The key implementation decision on the client side was the choice of
language. Perl was the obvious starting point as the server side work
was done in that language. However, we have discovered that
the Web Services support in Python is much better; the object oriented
features of Python agree very well with Web Services. Although the
commonly used Python module
SOAPpy
suffers from lack of updates (most recent version 0.12 is from Feb 2005),
we are in the process of supplementing our Perl client scripts with Python
counterparts using this module.
On Feb 6-8, 2008 CBS will host an EMBRACE workshop on
Client Side Scripting
for Web Services. The workshop will focus on practical use of Web
Services in scripts and programs developed on the user's own computer.
There will be several hands-on exercises; the general concepts involved
in calling Web Services from a script will be explained in detail. On-line
registration is currently open with the deadline on December 3, 2007.
On Jan 24-26, 2007 CBS organized an EMBRACE workshop on
Bioinformatics
of Immunology. During the workshop exercises the participants
were given opportunity to develop client side WS scripts in Perl. For
convenience, the exercise cookbooks and script examples remain on-line,
linked from the workshop
program.
4. Web Service interoperability and data type integration
Client side applications often need to use the output of one Web Service
as input to another. If the data types match the task of linking Web Services
becomes straightforward. If they do not match it is still possible but
it requires additional programming effort, slowing down the software
development. If the Web Services involved operate on untyped data the
client's programming effort is even greater. Therefore, we are strong
advocates of strictly typed Web Services and standard data types.

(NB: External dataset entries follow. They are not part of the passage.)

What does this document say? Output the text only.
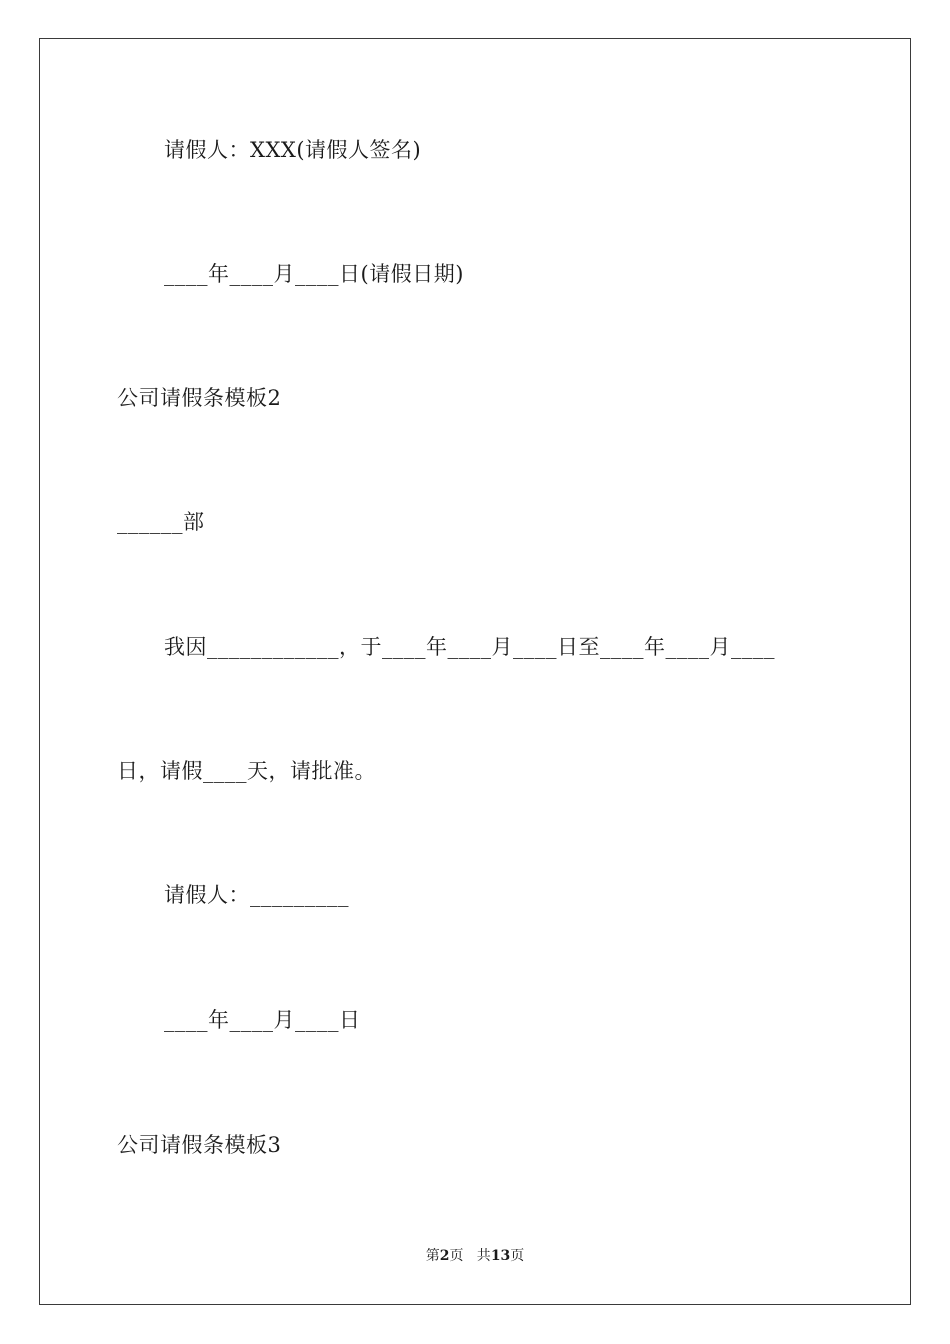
请假人：XXX(请假人签名)
____年____月____日(请假日期)
公司请假条模板2
______部
我因____________，于____年____月____日至____年____月____
日，请假____天，请批准。
请假人：_________
____年____月____日
公司请假条模板3
第2页   共13页
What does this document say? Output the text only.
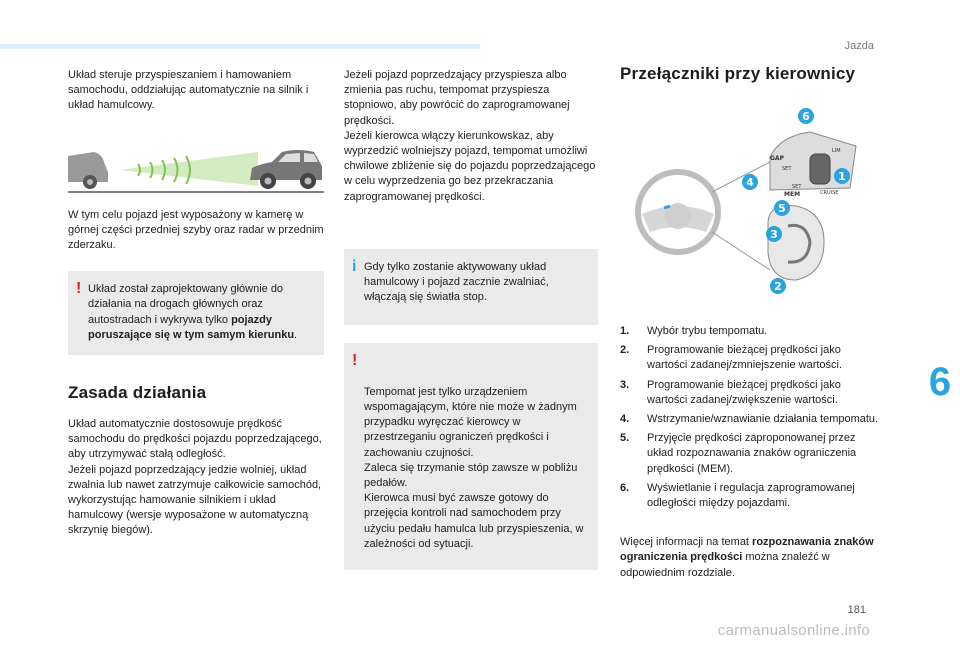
Jazda

Układ steruje przyspieszaniem i hamowaniem samochodu, oddziałując automatycznie na silnik i układ hamulcowy.

W tym celu pojazd jest wyposażony w kamerę w górnej części przedniej szyby oraz radar w przednim zderzaku.

! Układ został zaprojektowany głównie do działania na drogach głównych oraz autostradach i wykrywa tylko pojazdy poruszające się w tym samym kierunku.
Zasada działania

Układ automatycznie dostosowuje prędkość samochodu do prędkości pojazdu poprzedzającego, aby utrzymywać stałą odległość.
Jeżeli pojazd poprzedzający jedzie wolniej, układ zwalnia lub nawet zatrzymuje całkowicie samochód, wykorzystując hamowanie silnikiem i układ hamulcowy (wersje wyposażone w automatyczną skrzynię biegów).

Jeżeli pojazd poprzedzający przyspiesza albo zmienia pas ruchu, tempomat przyspiesza stopniowo, aby powrócić do zaprogramowanej prędkości.
Jeżeli kierowca włączy kierunkowskaz, aby wyprzedzić wolniejszy pojazd, tempomat umożliwi chwilowe zbliżenie się do pojazdu poprzedzającego w celu wyprzedzenia go bez przekraczania zaprogramowanej prędkości.

i Gdy tylko zostanie aktywowany układ hamulcowy i pojazd zacznie zwalniać, włączają się światła stop.

!

Tempomat jest tylko urządzeniem wspomagającym, które nie może w żadnym przypadku wyręczać kierowcy w przestrzeganiu ograniczeń prędkości i zachowaniu czujności.
Zaleca się trzymanie stóp zawsze w pobliżu pedałów.
Kierowca musi być zawsze gotowy do przejęcia kontroli nad samochodem przy użyciu pedału hamulca lub przyspieszenia, w zależności od sytuacji.

Przełączniki przy kierownicy
GAP
SET
SET
MEM
LIM
CRUISE
6
1
4
5
3
2
1.	Wybór trybu tempomatu.
2.	Programowanie bieżącej prędkości jako wartości zadanej/zmniejszenie wartości.
3.	Programowanie bieżącej prędkości jako wartości zadanej/zwiększenie wartości.
4.	Wstrzymanie/wznawianie działania tempomatu.
5.	Przyjęcie prędkości zaproponowanej przez układ rozpoznawania znaków ograniczenia prędkości (MEM).
6.	Wyświetlanie i regulacja zaprogramowanej odległości między pojazdami.

Więcej informacji na temat rozpoznawania znaków ograniczenia prędkości można znaleźć w odpowiednim rozdziale.

6
181
carmanualsonline.info
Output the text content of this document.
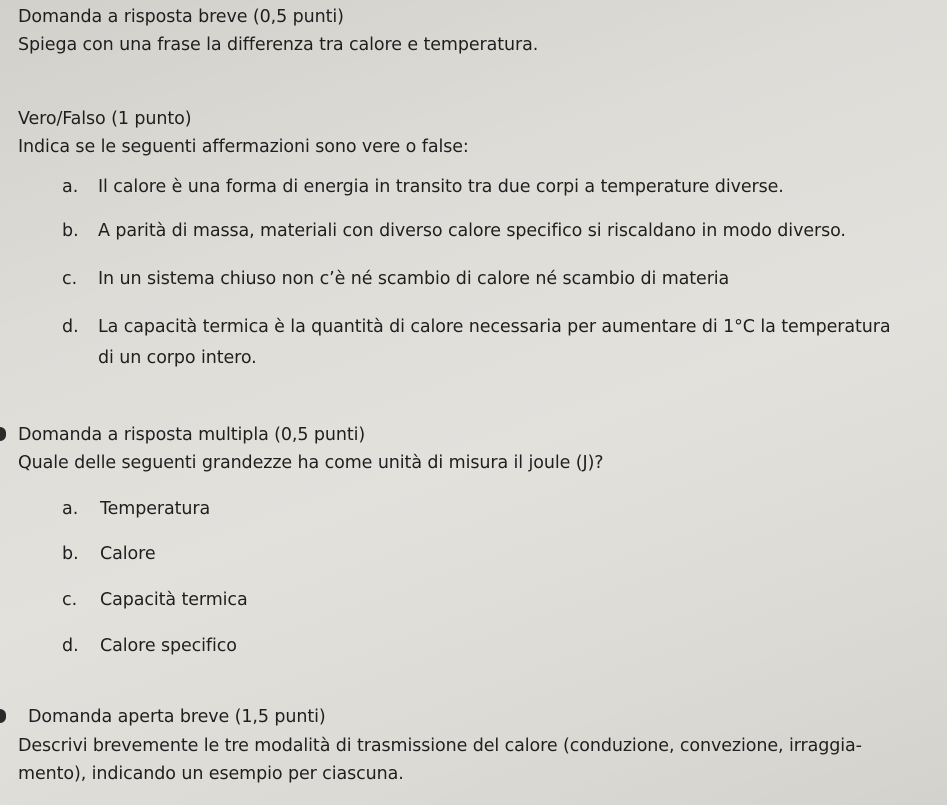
Domanda a risposta breve (0,5 punti)
Spiega con una frase la differenza tra calore e temperatura.
Vero/Falso (1 punto)
Indica se le seguenti affermazioni sono vere o false:
a. Il calore è una forma di energia in transito tra due corpi a temperature diverse.
b. A parità di massa, materiali con diverso calore specifico si riscaldano in modo diverso.
c. In un sistema chiuso non c’è né scambio di calore né scambio di materia
d. La capacità termica è la quantità di calore necessaria per aumentare di 1°C la temperatura
di un corpo intero.
Domanda a risposta multipla (0,5 punti)
Quale delle seguenti grandezze ha come unità di misura il joule (J)?
a. Temperatura
b. Calore
c. Capacità termica
d. Calore specifico
Domanda aperta breve (1,5 punti)
Descrivi brevemente le tre modalità di trasmissione del calore (conduzione, convezione, irraggia-
mento), indicando un esempio per ciascuna.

In our own implementation effort we have tried to reuse data types whenever
possible. We have defined a number of data types of general validity (see
examples).
We intend to use those data types consistently in our Web Services,
simplifying implementation and usage. We address Web Service
interoperability in greater detail in our
comments
on implementation strategy.
Acknowledgements
Thanks are due to
Jan Christian Bryne at
Computational Biology Unit
(CBU) in Bergen, Norway who organised a workshop on Web Services in
May 2006. On that workshop we gained the initial understanding of
SOAP based Web Services and charted the implementation possibilities.
We also attended the joint EMBRACE Work Package 1 and 2 workshop at
EBI in Hinxton, UK in
June 2006. We are grateful to Peter Rice and Alan Bleasby for leading
the discussions that allowed us to define the main issues to be
addressed in our own implementation effort.
Pall Isolfur Olason created the first prototype Web Services at CBS.
In the current effort we benefited greatly from his experience and help.